What is a 'Mat Hold Pattern'

A mat hold pattern is a pattern found in the technical analysis of stocks that ultimately indicates the stock will continue its previous directional trend, meaning bullish or bearish.

This type of pattern is initially indicated by a significant trading day in one direction or another, followed by three small opposite trending days. The fifth day then continues the first day's trend, pushing higher or lower, in the same direction as the first day's movement.

BREAKING DOWN 'Mat Hold Pattern'

A mat hold pattern is considered a very reliable but rare indicator in the technical analysis of stocks. It is often confused with the rising three's indicator, with the difference being that the trades on days two to four of the rising three indicator generally stay within the high and low established on the first day.

The rising three methods, also known as a rising three methods pattern or just a rising three pattern, is a bullish candlestick pattern. Investors and analysts use this pattern to try and predict whether the current uptrend will continue, and to what degree. Analysts and traders generally assume this chart pattern indicates this momentum will hold steady and the upward trend will continue.  

With a mat hold pattern, on the other hand, the trading range of days two to four in the pattern can trade outside of the high-low range made on the first day.
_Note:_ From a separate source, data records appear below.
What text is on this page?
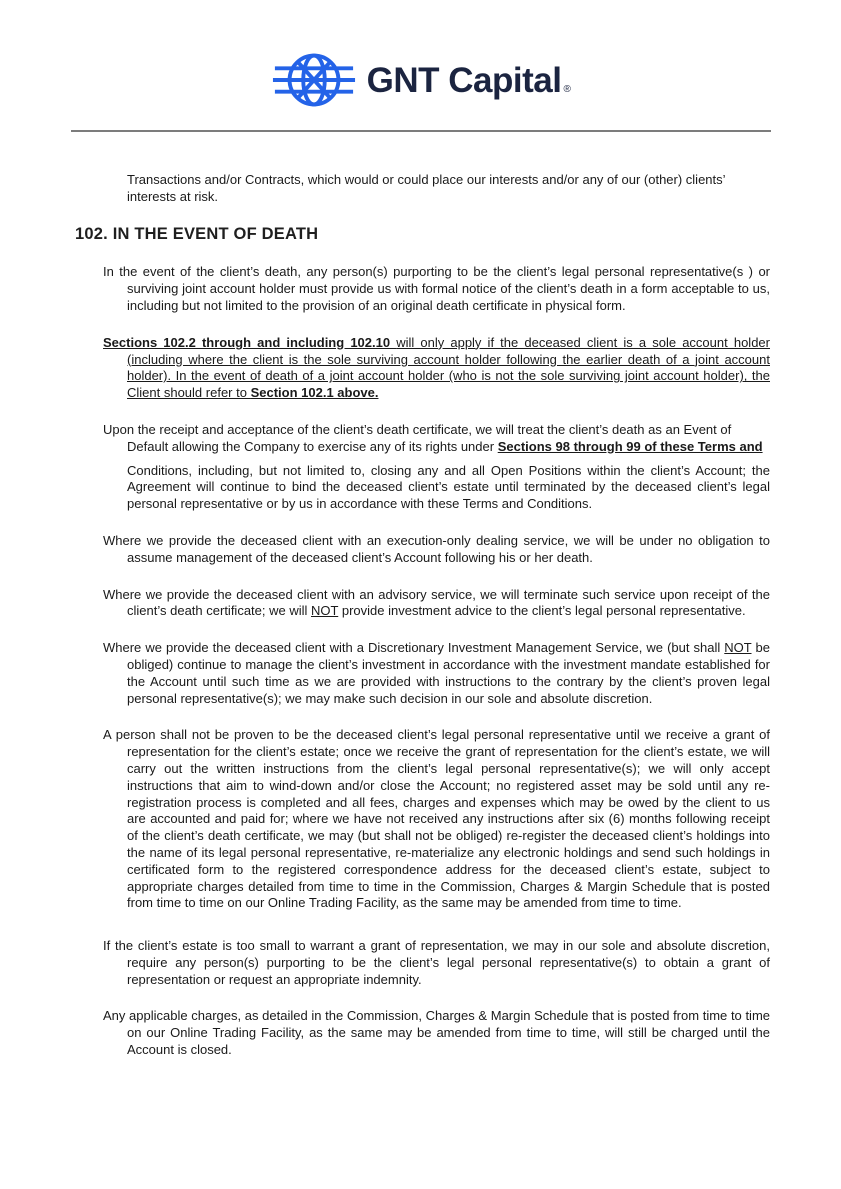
GNT Capital ®

Transactions and/or Contracts, which would or could place our interests and/or any of our (other) clients’ interests at risk.

102. IN THE EVENT OF DEATH

In the event of the client’s death, any person(s) purporting to be the client’s legal personal representative(s ) or surviving joint account holder must provide us with formal notice of the client’s death in a form acceptable to us, including but not limited to the provision of an original death certificate in physical form.

Sections 102.2 through and including 102.10 will only apply if the deceased client is a sole account holder (including where the client is the sole surviving account holder following the earlier death of a joint account holder). In the event of death of a joint account holder (who is not the sole surviving joint account holder), the Client should refer to Section 102.1 above.

Upon the receipt and acceptance of the client’s death certificate, we will treat the client’s death as an Event of Default allowing the Company to exercise any of its rights under Sections 98 through 99 of these Terms and

Conditions, including, but not limited to, closing any and all Open Positions within the client’s Account; the Agreement will continue to bind the deceased client’s estate until terminated by the deceased client’s legal personal representative or by us in accordance with these Terms and Conditions.

Where we provide the deceased client with an execution-only dealing service, we will be under no obligation to assume management of the deceased client’s Account following his or her death.

Where we provide the deceased client with an advisory service, we will terminate such service upon receipt of the client’s death certificate; we will NOT provide investment advice to the client’s legal personal representative.

Where we provide the deceased client with a Discretionary Investment Management Service, we (but shall NOT be obliged) continue to manage the client’s investment in accordance with the investment mandate established for the Account until such time as we are provided with instructions to the contrary by the client’s proven legal personal representative(s); we may make such decision in our sole and absolute discretion.

A person shall not be proven to be the deceased client’s legal personal representative until we receive a grant of representation for the client’s estate; once we receive the grant of representation for the client’s estate, we will carry out the written instructions from the client’s legal personal representative(s); we will only accept instructions that aim to wind-down and/or close the Account; no registered asset may be sold until any re-registration process is completed and all fees, charges and expenses which may be owed by the client to us are accounted and paid for; where we have not received any instructions after six (6) months following receipt of the client’s death certificate, we may (but shall not be obliged) re-register the deceased client’s holdings into the name of its legal personal representative, re-materialize any electronic holdings and send such holdings in certificated form to the registered correspondence address for the deceased client’s estate, subject to appropriate charges detailed from time to time in the Commission, Charges & Margin Schedule that is posted from time to time on our Online Trading Facility, as the same may be amended from time to time.

If the client’s estate is too small to warrant a grant of representation, we may in our sole and absolute discretion, require any person(s) purporting to be the client’s legal personal representative(s) to obtain a grant of representation or request an appropriate indemnity.

Any applicable charges, as detailed in the Commission, Charges & Margin Schedule that is posted from time to time on our Online Trading Facility, as the same may be amended from time to time, will still be charged until the Account is closed.
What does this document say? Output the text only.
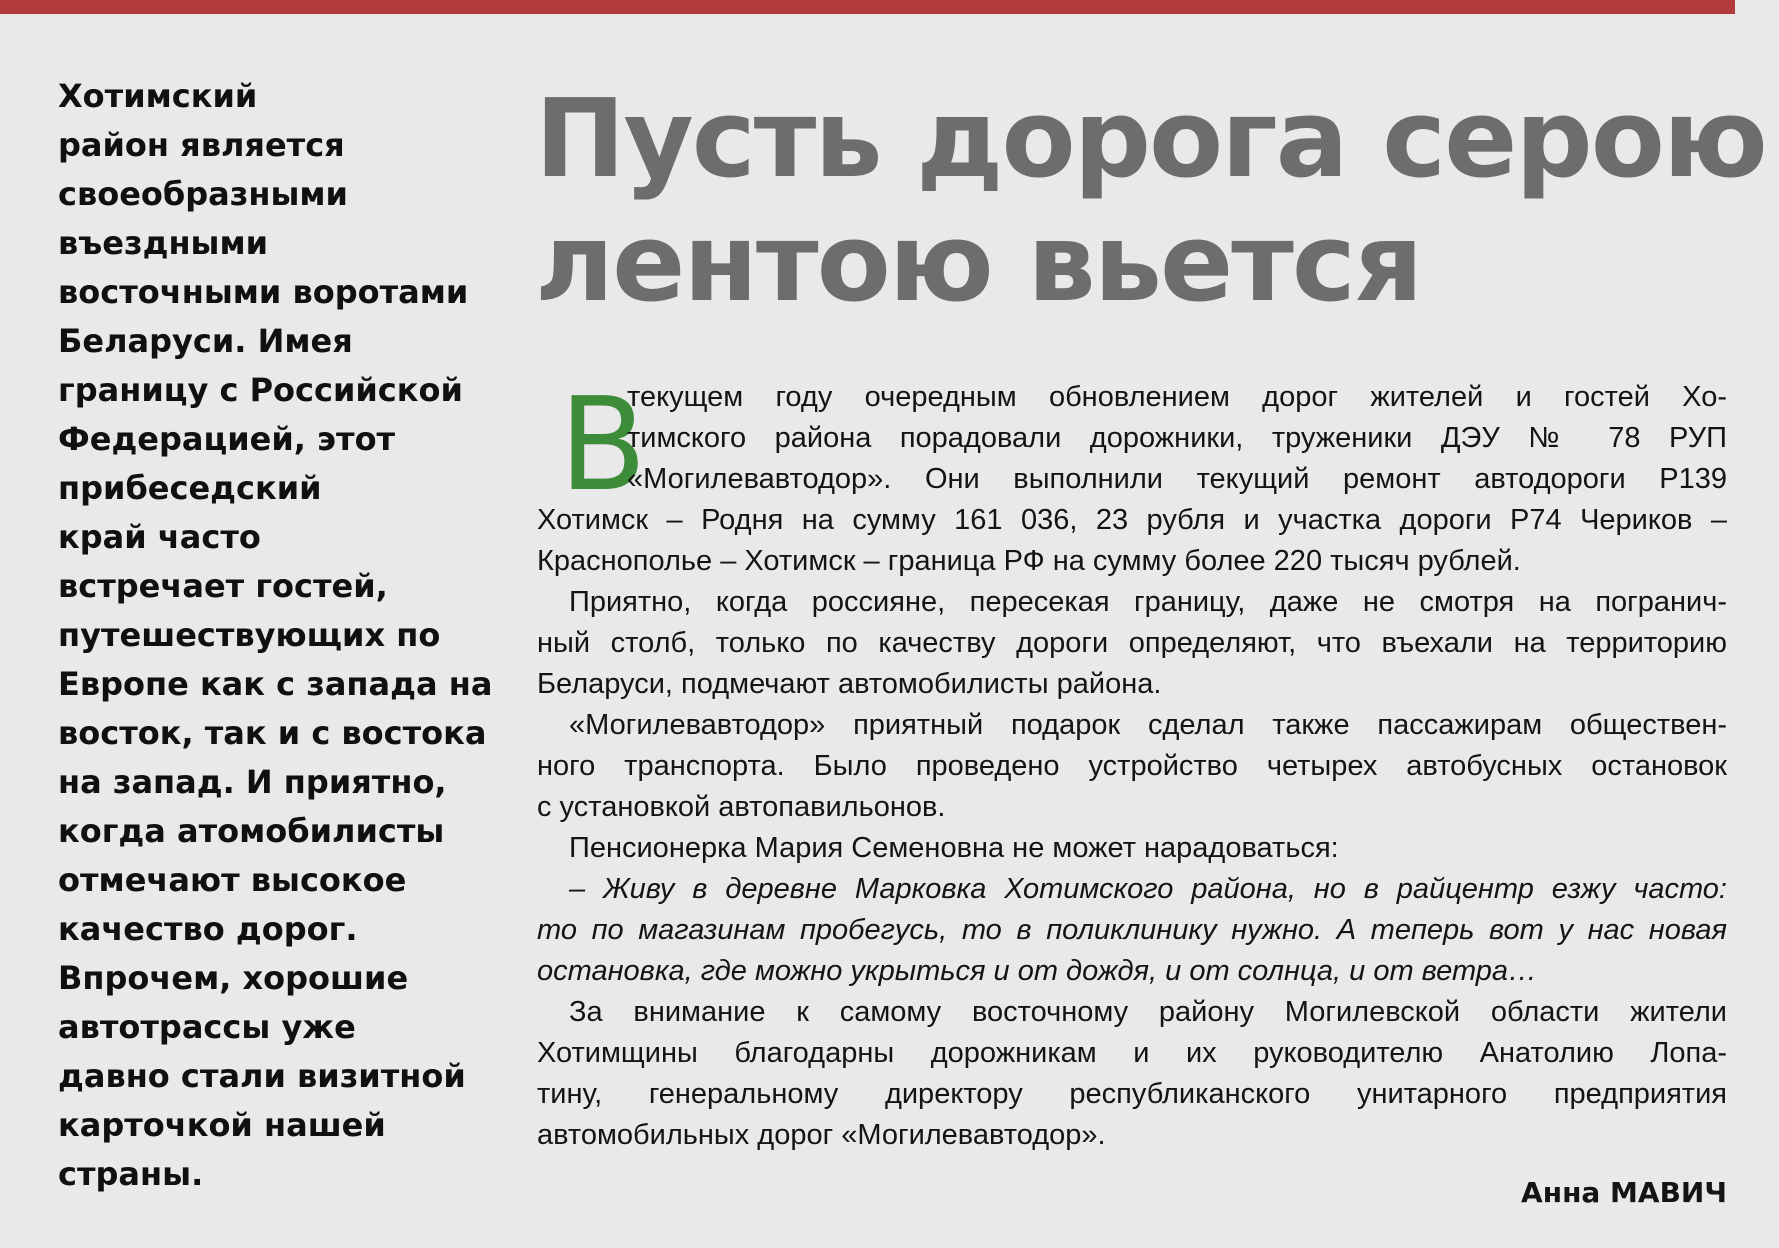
Хотимский
район является
своеобразными
въездными
восточными воротами
Беларуси. Имея
границу с Российской
Федерацией, этот
прибеседский
край часто
встречает гостей,
путешествующих по
Европе как с запада на
восток, так и с востока
на запад. И приятно,
когда атомобилисты
отмечают высокое
качество дорог.
Впрочем, хорошие
автотрассы уже
давно стали визитной
карточкой нашей
страны.
Пусть дорога серою
лентою вьется
В
текущем году очередным обновлением дорог жителей и гостей Хо-
тимского района порадовали дорожники, труженики ДЭУ № 78 РУП
«Могилевавтодор». Они выполнили текущий ремонт автодороги Р139
Хотимск – Родня на сумму 161 036, 23 рубля и участка дороги Р74 Чериков –
Краснополье – Хотимск – граница РФ на сумму более 220 тысяч рублей.
Приятно, когда россияне, пересекая границу, даже не смотря на погранич-
ный столб, только по качеству дороги определяют, что въехали на территорию
Беларуси, подмечают автомобилисты района.
«Могилевавтодор» приятный подарок сделал также пассажирам обществен-
ного транспорта. Было проведено устройство четырех автобусных остановок
с установкой автопавильонов.
Пенсионерка Мария Семеновна не может нарадоваться:
– Живу в деревне Марковка Хотимского района, но в райцентр езжу часто:
то по магазинам пробегусь, то в поликлинику нужно. А теперь вот у нас новая
остановка, где можно укрыться и от дождя, и от солнца, и от ветра…
За внимание к самому восточному району Могилевской области жители
Хотимщины благодарны дорожникам и их руководителю Анатолию Лопа-
тину, генеральному директору республиканского унитарного предприятия
автомобильных дорог «Могилевавтодор».
Анна МАВИЧ
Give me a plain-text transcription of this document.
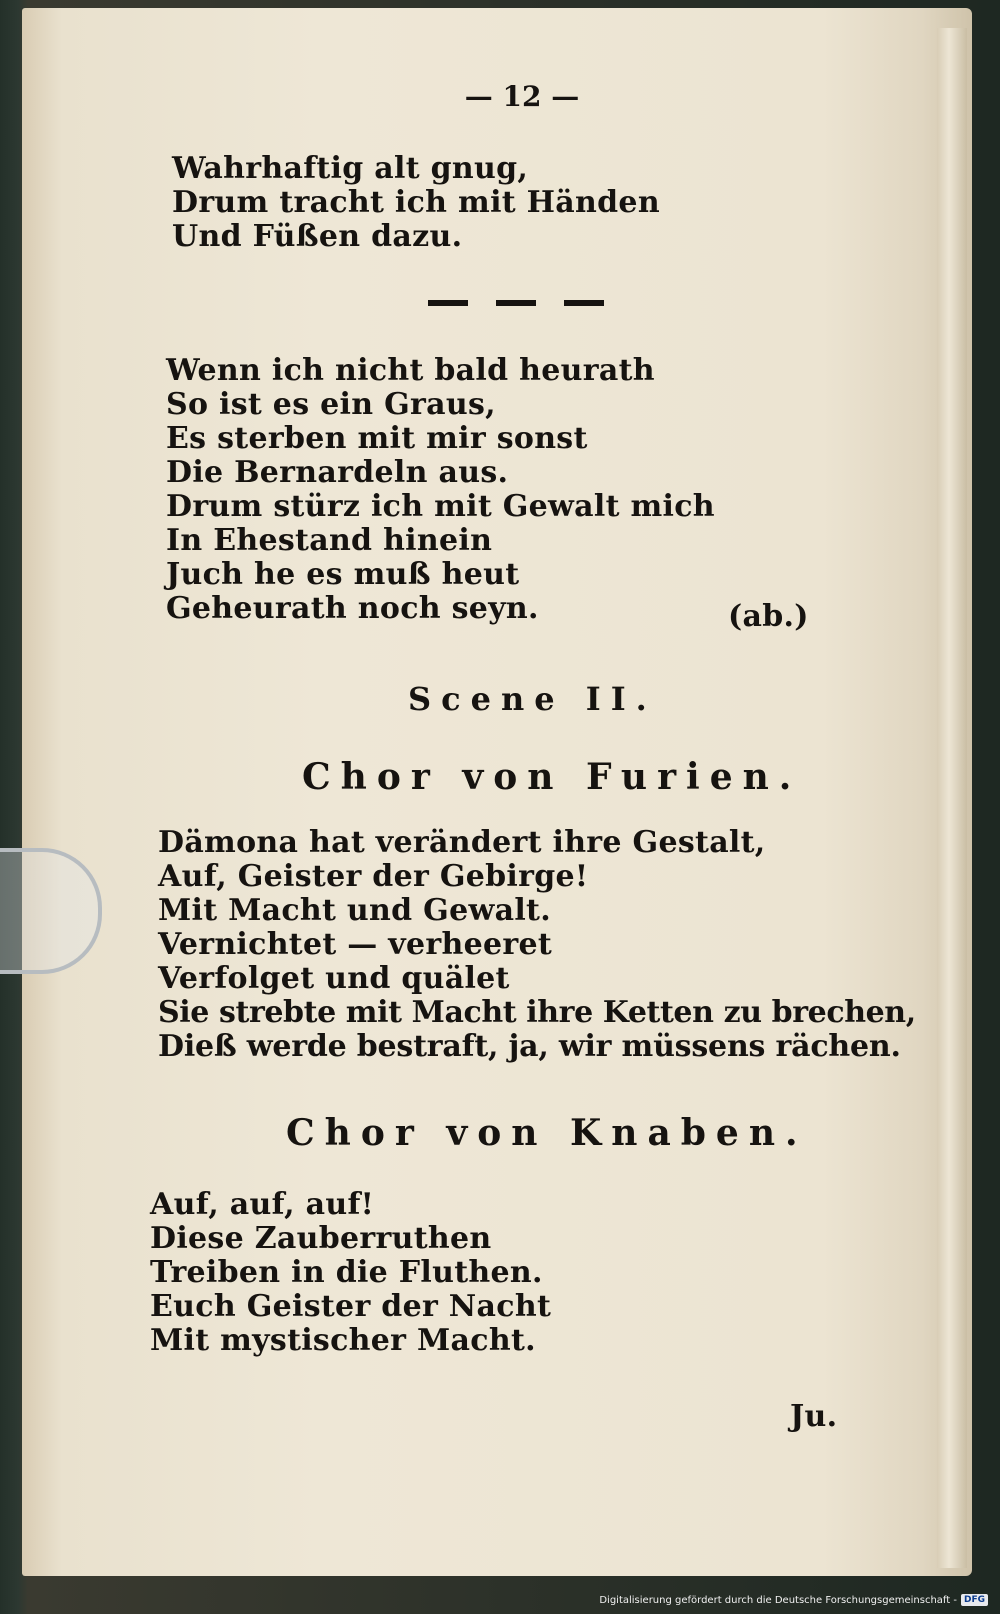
— 12 —
Wahrhaftig alt gnug,
Drum tracht ich mit Händen
Und Füßen dazu.
Wenn ich nicht bald heurath
So ist es ein Graus,
Es sterben mit mir sonst
Die Bernardeln aus.
Drum stürz ich mit Gewalt mich
In Ehestand hinein
Juch he es muß heut
Geheurath noch seyn.	(ab.)
Scene II.
Chor von Furien.
Dämona hat verändert ihre Gestalt,
Auf, Geister der Gebirge!
Mit Macht und Gewalt.
Vernichtet — verheeret
Verfolget und quälet
Sie strebte mit Macht ihre Ketten zu brechen,
Dieß werde bestraft, ja, wir müssens rächen.
Chor von Knaben.
Auf, auf, auf!
Diese Zauberruthen
Treiben in die Fluthen.
Euch Geister der Nacht
Mit mystischer Macht.
Ju.
Digitalisierung gefördert durch die Deutsche Forschungsgemeinschaft - DFG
Mat Hold Pattern and Technical Analysis

A mat hold pattern is one type of pattern that can be identified through the technical analysis of stocks. There are two different approaches to evaluating and studying financial markets: technical analysis and fundamental analysis. They can each tell you important things, but each focus on specific findings and use different tactics and methods to draw conclusions and make predictions.

Technical analysis is the study of trends and historical market data. Technical analysts will look at the price movement of a particular security and use this data to try and make predictions about future activities and performance. Technical analysts will generally refer to charts and graphs as a starting point.

Fundamental analysis, on the other hand, involves studying financial and economic factors that have an impact on a business. Fundamental analysts begin by reviewing a company’s financial statements and other economic records such as a balance sheet and cash flow statements. Technical analysts believe that these reviews are just unnecessary work, since the technical approach is based on the idea that the stock activity and history will tell you everything you need to know to determine where the price might be headed.